Ohnehin erweisen sich Geigers Bilder im Vergleich zu anderer Monochrom- und Farbfeldmalerei als relativ offen für Interpretationen. Auch wenn der anonyme Farbauftrag, die künstlichen Tagesleuchtfarben und knallig-künstliche Töne wie Pink die Gegenstandslosigkeit betonen, lassen sie doch politische Anspielungen und Verweise auf Naturerfahrungen von Abend- und Morgenrot zu. Etwa auf die farbigen Erscheinungen der Atmosphäre, das farbige Licht über den Dingen, das Geiger als Kriegsmaler in der Sowjetunion und in Griechenland erlebte und das er als „geistige Materie“ auffasste. Selbst eine Anekdote, die er öfter erzählte, ist bezeichnend für seinen Umgang mit Farbe: Wie er kurz nach dem Krieg im zerbombten München ein „Ami-Mädchen in einem grellroten Pullover“ in einen Jeep einsteigen sah und ihn diese Farbe so tief berührte, dass er zu Hause den für seine Frau gedachten Lippenstift aus dem amerikanischen Care-Paket nahm und mit dieser synthetischen, hell leuchtenden Farbe zu malen begann. 1989 gab er einer Rauminstallation im Münchner Lenbachhaus sogar einen politischen Titel: „Neues Rot für Gorbatschow“. Ein querrechteckiges Format in fluoreszentem Pink vor einer Wand in gedämpftem Rot dient hier als Signal, als Zeichen für den neuen Geist der Perestroika. Geiger verwendet nur wenige elementare Formen, die nicht von der Farbe ablenken sollen oder, wie er sagt, einer bestimmten Farbe angemessen sind: das Quadrat und das quergelagerte Rechteck, die abgeflachte Kreisform und das Queroval, zum Teil mit einer gesprühten Aureole – und auch die verweisen etwa auf die Sonne mit ihrer expansiven Kraft.

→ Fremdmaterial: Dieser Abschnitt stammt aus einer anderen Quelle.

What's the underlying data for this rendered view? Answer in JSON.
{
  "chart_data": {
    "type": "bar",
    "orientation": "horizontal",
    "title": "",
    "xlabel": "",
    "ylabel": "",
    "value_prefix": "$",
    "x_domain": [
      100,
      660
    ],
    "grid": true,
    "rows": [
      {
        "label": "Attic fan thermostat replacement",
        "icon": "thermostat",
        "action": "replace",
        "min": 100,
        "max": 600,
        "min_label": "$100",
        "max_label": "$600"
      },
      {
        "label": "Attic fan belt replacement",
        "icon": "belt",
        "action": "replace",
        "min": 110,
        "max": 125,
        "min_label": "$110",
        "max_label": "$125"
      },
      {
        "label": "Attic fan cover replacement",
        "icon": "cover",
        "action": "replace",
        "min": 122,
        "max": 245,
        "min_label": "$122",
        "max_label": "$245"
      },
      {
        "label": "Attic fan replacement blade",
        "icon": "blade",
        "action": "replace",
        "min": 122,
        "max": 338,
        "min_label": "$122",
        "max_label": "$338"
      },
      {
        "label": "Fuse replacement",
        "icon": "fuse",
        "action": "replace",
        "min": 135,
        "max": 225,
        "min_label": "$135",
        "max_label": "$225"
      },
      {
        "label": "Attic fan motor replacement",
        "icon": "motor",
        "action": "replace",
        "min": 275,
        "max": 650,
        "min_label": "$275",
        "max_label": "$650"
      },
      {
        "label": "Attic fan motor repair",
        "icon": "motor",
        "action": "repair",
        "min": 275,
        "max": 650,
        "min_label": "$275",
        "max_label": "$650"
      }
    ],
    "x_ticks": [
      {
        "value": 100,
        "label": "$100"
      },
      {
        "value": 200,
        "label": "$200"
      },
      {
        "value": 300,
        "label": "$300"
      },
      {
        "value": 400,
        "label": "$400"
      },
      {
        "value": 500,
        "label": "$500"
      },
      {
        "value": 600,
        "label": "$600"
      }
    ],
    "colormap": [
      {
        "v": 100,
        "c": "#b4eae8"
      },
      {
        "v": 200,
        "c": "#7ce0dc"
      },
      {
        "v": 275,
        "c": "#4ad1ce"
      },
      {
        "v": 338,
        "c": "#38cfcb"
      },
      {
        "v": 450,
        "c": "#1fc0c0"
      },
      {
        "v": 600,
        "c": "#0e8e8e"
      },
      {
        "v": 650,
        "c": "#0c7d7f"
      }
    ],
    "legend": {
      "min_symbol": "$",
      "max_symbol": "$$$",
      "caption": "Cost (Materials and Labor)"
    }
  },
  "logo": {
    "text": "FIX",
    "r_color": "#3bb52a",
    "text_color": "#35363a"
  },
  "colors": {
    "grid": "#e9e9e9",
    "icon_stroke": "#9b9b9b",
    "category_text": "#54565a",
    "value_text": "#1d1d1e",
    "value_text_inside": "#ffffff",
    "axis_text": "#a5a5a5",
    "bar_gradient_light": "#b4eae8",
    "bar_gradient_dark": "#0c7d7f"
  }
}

Rupprecht Geiger, als Maler Autodidakt, ist Zeit seines Lebens ein Einzelgänger innerhalb der Kunstszene gewesen. Er bevorzugte den anonymen Farbauftrag und die Monochromie, als die subjektiven Gesten des Informel der Stil der Zeit waren. Und er ist bis heute bei seiner Farbmalerei geblieben. Vielleicht taucht er deshalb in vielen Überblickwerken der Kunstgeschichte gar nicht auf. Dabei sind seine grell aufscheinenden Tagesleuchtfarben und seine farbdurchfluteten Raumkonzepte heute für eine neue Künstlergeneration wieder interessant. Auch wenn es wohl keine direkten Bezugspunkte gibt, fallen die Tagesleuchtfarben in aktuellen Arbeiten von Anselm Reyle und Peter Halley auf. Und Olafur Eliassons „Weather Project“, die Installation einer künstlichen Sonne in der Londoner Tate Modern, kann man durchaus als einen ins Unermessliche gesteigerten Gedanken Geigers verstehen.